Niemand wird entweder als guter oder böser Mensch geboren. Es mag sein, dass es gewisse genetische Prädispositionen gibt, die uns zu dem machen, was wir sind, aber meistens sind es doch die Erfahrungen, die wir sammeln, die unseren zukünftigen Weg bestimmen. Wie wir erzogen wurden und wie wir mit anderen Menschen interagieren, ob wir sie nun lieben oder hassen, all das formt unseren Charakter – manchmal sogar stärker, als wir uns eingestehen möchten.

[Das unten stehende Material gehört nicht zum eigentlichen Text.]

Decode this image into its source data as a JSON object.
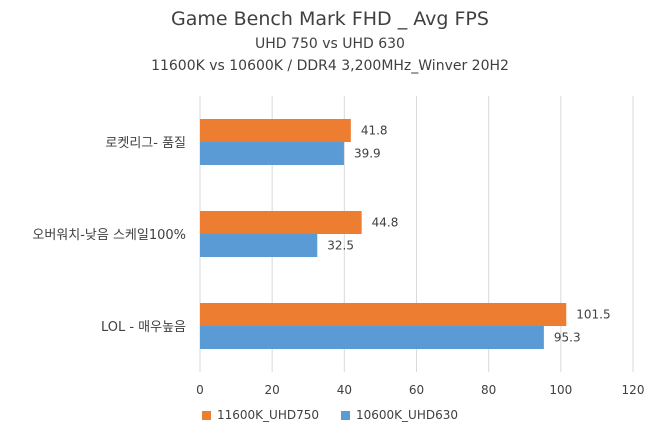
{
  "chart_data": {
    "type": "bar",
    "orientation": "horizontal",
    "title": "Game Bench Mark FHD _ Avg FPS",
    "subtitle_1": "UHD 750 vs UHD 630",
    "subtitle_2": "11600K vs 10600K / DDR4 3,200MHz_Winver 20H2",
    "categories": [
      "로켓리그- 품질",
      "오버워치-낮음 스케일100%",
      "LOL - 매우높음"
    ],
    "series": [
      {
        "name": "11600K_UHD750",
        "color": "#ED7D31",
        "values": [
          41.8,
          44.8,
          101.5
        ]
      },
      {
        "name": "10600K_UHD630",
        "color": "#5B9BD5",
        "values": [
          39.9,
          32.5,
          95.3
        ]
      }
    ],
    "xlim": [
      0,
      120
    ],
    "xticks": [
      "0",
      "20",
      "40",
      "60",
      "80",
      "100",
      "120"
    ],
    "grid": true,
    "legend_position": "bottom"
  }
}
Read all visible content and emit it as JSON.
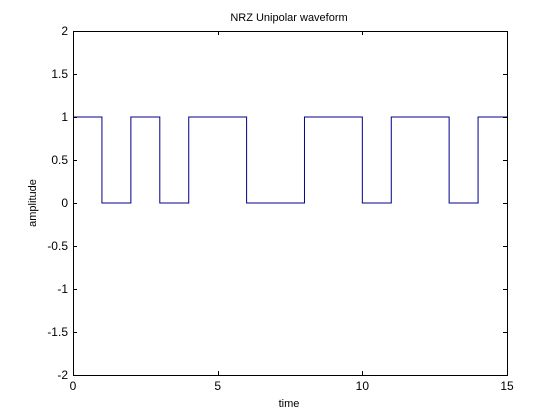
{
  "chart_data": {
    "type": "line",
    "title": "NRZ Unipolar waveform",
    "xlabel": "time",
    "ylabel": "amplitude",
    "xlim": [
      0,
      15
    ],
    "ylim": [
      -2,
      2
    ],
    "xticks": [
      0,
      5,
      10,
      15
    ],
    "xtick_labels": [
      "0",
      "5",
      "10",
      "15"
    ],
    "yticks": [
      -2,
      -1.5,
      -1,
      -0.5,
      0,
      0.5,
      1,
      1.5,
      2
    ],
    "ytick_labels": [
      "-2",
      "-1.5",
      "-1",
      "-0.5",
      "0",
      "0.5",
      "1",
      "1.5",
      "2"
    ],
    "grid": false,
    "line_style": "step",
    "series": [
      {
        "color": "#00008b",
        "x": [
          0,
          1,
          1,
          2,
          2,
          3,
          3,
          4,
          4,
          6,
          6,
          8,
          8,
          10,
          10,
          11,
          11,
          13,
          13,
          14,
          14,
          15
        ],
        "y": [
          1,
          1,
          0,
          0,
          1,
          1,
          0,
          0,
          1,
          1,
          0,
          0,
          1,
          1,
          0,
          0,
          1,
          1,
          0,
          0,
          1,
          1
        ]
      }
    ]
  }
}
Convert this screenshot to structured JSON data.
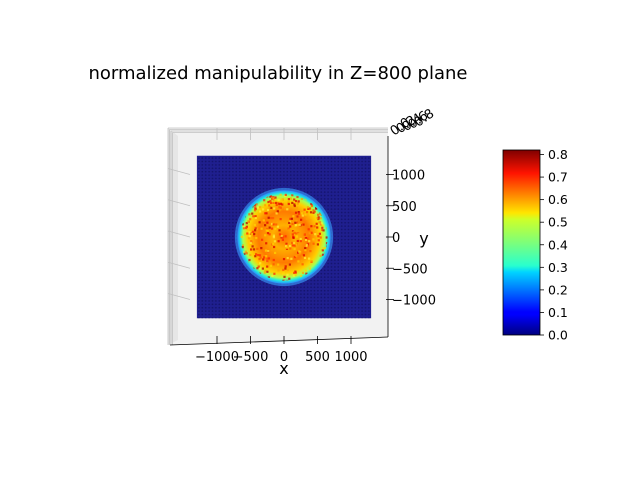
{
  "chart_data": {
    "type": "heatmap",
    "title": "normalized manipulability in Z=800 plane",
    "xlabel": "x",
    "ylabel": "y",
    "x_ticks": [
      "−1000",
      "−500",
      "0",
      "500",
      "1000"
    ],
    "y_ticks": [
      "1000",
      "500",
      "0",
      "−500",
      "−1000"
    ],
    "x_tick_values": [
      -1000,
      -500,
      0,
      500,
      1000
    ],
    "y_tick_values": [
      1000,
      500,
      0,
      -500,
      -1000
    ],
    "z_ticks_overlapping": [
      "0.0",
      "0.2",
      "0.4",
      "0.6",
      "0.8"
    ],
    "x_range": [
      -1400,
      1400
    ],
    "y_range": [
      -1400,
      1400
    ],
    "grid_extent": [
      -1300,
      1300
    ],
    "colormap": "jet",
    "colorbar": {
      "range": [
        0.0,
        0.82
      ],
      "ticks": [
        "0.0",
        "0.1",
        "0.2",
        "0.3",
        "0.4",
        "0.5",
        "0.6",
        "0.7",
        "0.8"
      ],
      "tick_values": [
        0.0,
        0.1,
        0.2,
        0.3,
        0.4,
        0.5,
        0.6,
        0.7,
        0.8
      ]
    },
    "workspace_disk": {
      "center": [
        0,
        0
      ],
      "radius": 720,
      "edge_value": 0.3,
      "interior_value_range": [
        0.55,
        0.82
      ],
      "outside_value": 0.0
    }
  },
  "colors": {
    "pane": "#f2f2f2",
    "grid_line": "#b0b0b0",
    "outside": "#1a1a8c"
  }
}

Da dies eine meiner tiefsten Überzeugungen darstellt, gibt es da auch immer wieder diese eine Frage, die mich umtreibt: Wenn wir so grundlegend von vergangenen Ereignissen beeinflusst werden, zu was für einem Menschen macht mich das dann? Würde man zehn zufällig ausgewählten Menschen, denen ich im Laufe meines Lebens begegnet bin, diese Frage stellen, würde man ebenso viele Antworten erhalten, die sich irgendwo zwischen den Bezeichnungen „Freund“ oder gar „Geliebter“ und „kaltblütiger Mörder“ bewegen und sicherlich auch alles andere dazwischen abdecken würden.

Als ich heute morgen in den Spiegel blickte, sah ich bloß einen Mann Mitte dreißig mit blasser Haut, etwas zu langem schwarzen Haar, das mittlerweile die eine oder andere graue Strähne zierte, und einem ernsten Gesichtsausdruck. Hätte mich ein Fremder auf diese Weise angesehen, wäre ihm nicht einmal aufgefallen, dass ich ein Magier bin, sondern er hätte mich einfach für einen Durchschnittstypen gehalten, den man keines weiteren Blickes würdigen brauchte. Was wäre nun aber, wenn, sagen wir, zwei der Personen, die ich vorhin erwähnte, mit ihrer Einschätzung richtig liegen würden? Was, wenn sie die einzigen wären, die mein wahres Ich erkennen würden? Was wäre, wenn es sich bei diesen zwei Personen nicht um jene handelte, die mich als „liebenswürdig“ bezeichneten, sondern um jene, die mich „skrupellos“ oder „grausam“ nannten? Und was, wenn sie damit richtig lägen?

Wer bin ich? Was bin ich? Und wem steht es zu, das zu beurteilen?